Parimenti, se può essere “giusto” e “onorevole” accogliere chi non fa altro che chiedere una vita dignitosa, l’idea che il problema di chi scappa dalla fame e dalla guerra si risolva favorendo il trapianto di intere popolazioni da una parte all’altra del pianeta è a dir poco ridicola: bombe e “sotto-sviluppo” non svaniscono con l’accoglienza, e anzi forse la fuga di tanti abitanti di quei Paesi, alla lunga, rende più difficile una soluzione degna di questo nome.
Abituati come siamo al mondo di pace e diritti in cui viviamo, tendiamo troppo spesso a dimenticare che le società democratiche come le conosciamo oggi non le abbiamo ottenute scappando dalla miseria, dalle ingiustizie e dalle guerre, ma combattendo in patria, ciascuno a suo modo: i contadini con le sommosse, gli intellettuali con la parola, i borghesi con il commercio. È vero anche che noi non avevamo “terre promesse” da inseguire: il resto del mondo era per noi una barbarie da conquistare e raddrizzare, non un paradiso cui chiedere accoglienza. Ma è proprio questo il punto: il fatto che oggi in Africa, in Medio Oriente, in Sudamerica, abbiano il “sogno dell’Occidente”, gli rende le cose più facili o più difficili? Agevolargli la fuga dai loro Paesi li aiuta a migliorare il “loro” pezzo di mondo o li induce a rinunciare all’impresa?
Forse chi abbia davvero a cuore le sorti di quei Paesi dovrebbe davvero “aiutarli a casa loro”, ma non in quel modo paternalista e missionario che abbiamo spesso in mente quando pronunciamo questa frase.
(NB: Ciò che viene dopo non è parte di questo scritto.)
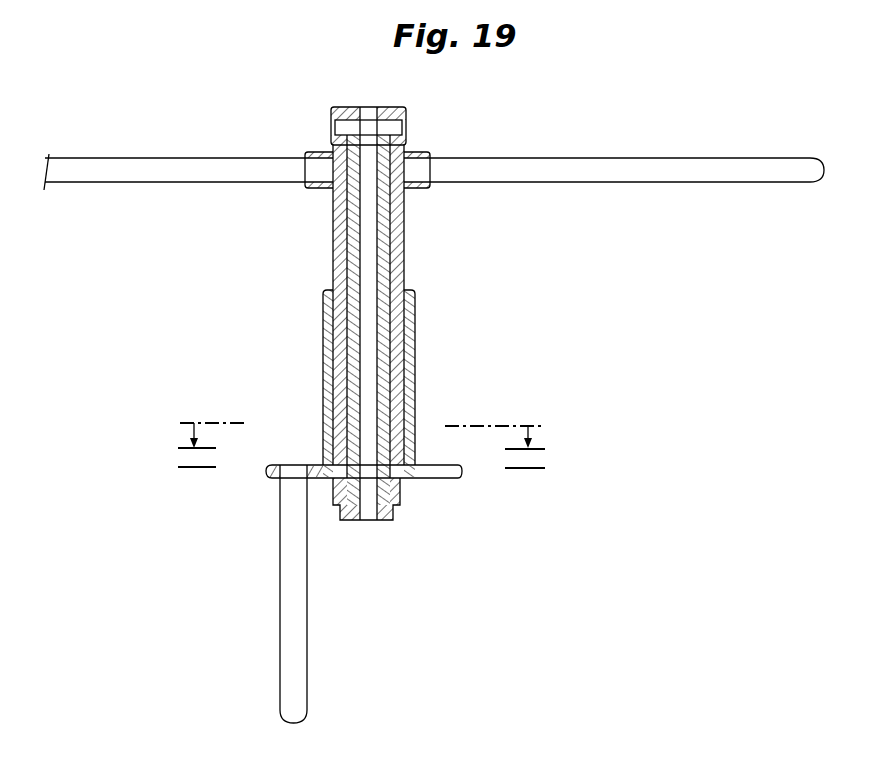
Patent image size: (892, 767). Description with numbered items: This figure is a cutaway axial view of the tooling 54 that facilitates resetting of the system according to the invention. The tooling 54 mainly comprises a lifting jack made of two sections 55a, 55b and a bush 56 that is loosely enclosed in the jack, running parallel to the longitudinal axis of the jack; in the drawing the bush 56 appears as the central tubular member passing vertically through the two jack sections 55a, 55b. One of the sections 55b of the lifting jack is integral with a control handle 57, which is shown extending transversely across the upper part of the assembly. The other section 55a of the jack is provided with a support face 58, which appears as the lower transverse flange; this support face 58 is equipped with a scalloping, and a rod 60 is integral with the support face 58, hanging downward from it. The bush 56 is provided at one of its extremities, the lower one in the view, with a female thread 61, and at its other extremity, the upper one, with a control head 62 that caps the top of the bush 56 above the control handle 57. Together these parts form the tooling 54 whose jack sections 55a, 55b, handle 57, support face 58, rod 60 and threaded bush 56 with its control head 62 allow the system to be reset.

The tooling 54 is at (210, 491).
The lifting jack section 55a is at (330, 310).
The lifting jack section 55b is at (337, 238).
The bush 56 is at (352, 361).
The control handle 57 is at (613, 172).
The support face 58 is at (320, 464).
The rod 60 is at (290, 608).
The female thread 61 is at (364, 508).
The control head 62 is at (340, 107).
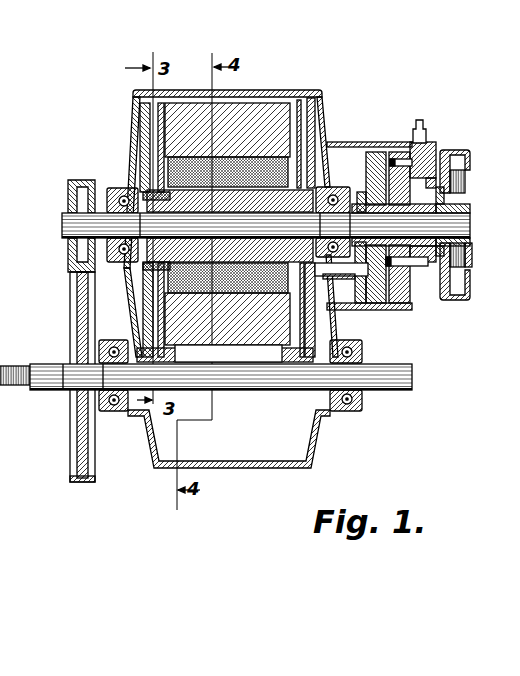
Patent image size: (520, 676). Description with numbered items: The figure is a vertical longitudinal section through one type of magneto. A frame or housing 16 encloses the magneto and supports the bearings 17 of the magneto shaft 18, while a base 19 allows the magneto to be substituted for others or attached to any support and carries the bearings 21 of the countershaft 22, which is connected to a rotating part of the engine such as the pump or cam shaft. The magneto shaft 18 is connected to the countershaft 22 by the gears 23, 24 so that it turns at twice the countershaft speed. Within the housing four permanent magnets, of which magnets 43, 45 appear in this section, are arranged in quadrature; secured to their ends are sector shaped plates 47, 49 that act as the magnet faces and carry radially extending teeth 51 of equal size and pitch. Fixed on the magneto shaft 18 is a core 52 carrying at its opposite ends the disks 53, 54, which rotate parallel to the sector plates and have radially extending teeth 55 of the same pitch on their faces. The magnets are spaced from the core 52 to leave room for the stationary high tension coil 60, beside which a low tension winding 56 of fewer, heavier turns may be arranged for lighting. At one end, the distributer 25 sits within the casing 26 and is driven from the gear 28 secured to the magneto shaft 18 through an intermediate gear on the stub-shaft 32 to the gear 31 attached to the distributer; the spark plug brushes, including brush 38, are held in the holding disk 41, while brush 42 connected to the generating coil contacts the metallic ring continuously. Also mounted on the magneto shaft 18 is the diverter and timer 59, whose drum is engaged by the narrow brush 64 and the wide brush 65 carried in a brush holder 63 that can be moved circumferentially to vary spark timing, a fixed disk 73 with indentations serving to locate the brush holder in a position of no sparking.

Negli anni ’30 del secolo scorso, quando in Spagna imperversava la guerra civile contro Francisco Franco, chi ha deciso di aiutare gli Spagnoli non li ha fatti scappare dalle grinfie del dittatore, ma ha imbracciato le armi al loro fianco per tentare di sconfiggerlo. Era un aiutarsi tra “fratelli”, alla pari, con sincera convinzione e con l’obiettivo comune di rendere l’Europa un luogo migliore.
Possiamo dire davvero che oggi ci siano questi sentimenti di fratellanza sincera e combattiva, anche da parte dei più ferventi cosmopoliti, nei confronti di chi fugge dai Paesi in guerra o in carestia? Quanti tra gli “accogliamoli tutti!” e gli “aiutiamoli a casa loro!” sono disposti a rischiare la vita con loro, come fecero tanti Europei, tanti intellettuali, nel secolo scorso?
Dopotutto, si parla tanto del diritto di potersi muovere liberamente per il mondo. Ma cosa dire del diritto di vivere dignitosamente nella propria terra natale? Cosa dire del dovere di ciascuno di fare il proprio piccolo o grande sforzo per rendere il proprio Paese, il proprio pianeta, un luogo migliore?
Quello dell’immigrazione è un problema di difficile soluzione, e certamente, se la soluzione c’è, si trova nel lungo periodo, in un lungo cammino di presa di coscienza della situazione e di sincero confronto tra “opposti”, a partire dal nostro Paese. Se non cominciamo a tollerarci tra di noi, a capire le ragioni gli uni degli altri, a smettere di darci del “razzista” e del “buonista”, non solo non riusciremo a tollerare e capire neanche chi viene da fuori, ma rischiamo anche di distruggere quanto di buono siamo riusciti a costruire finora.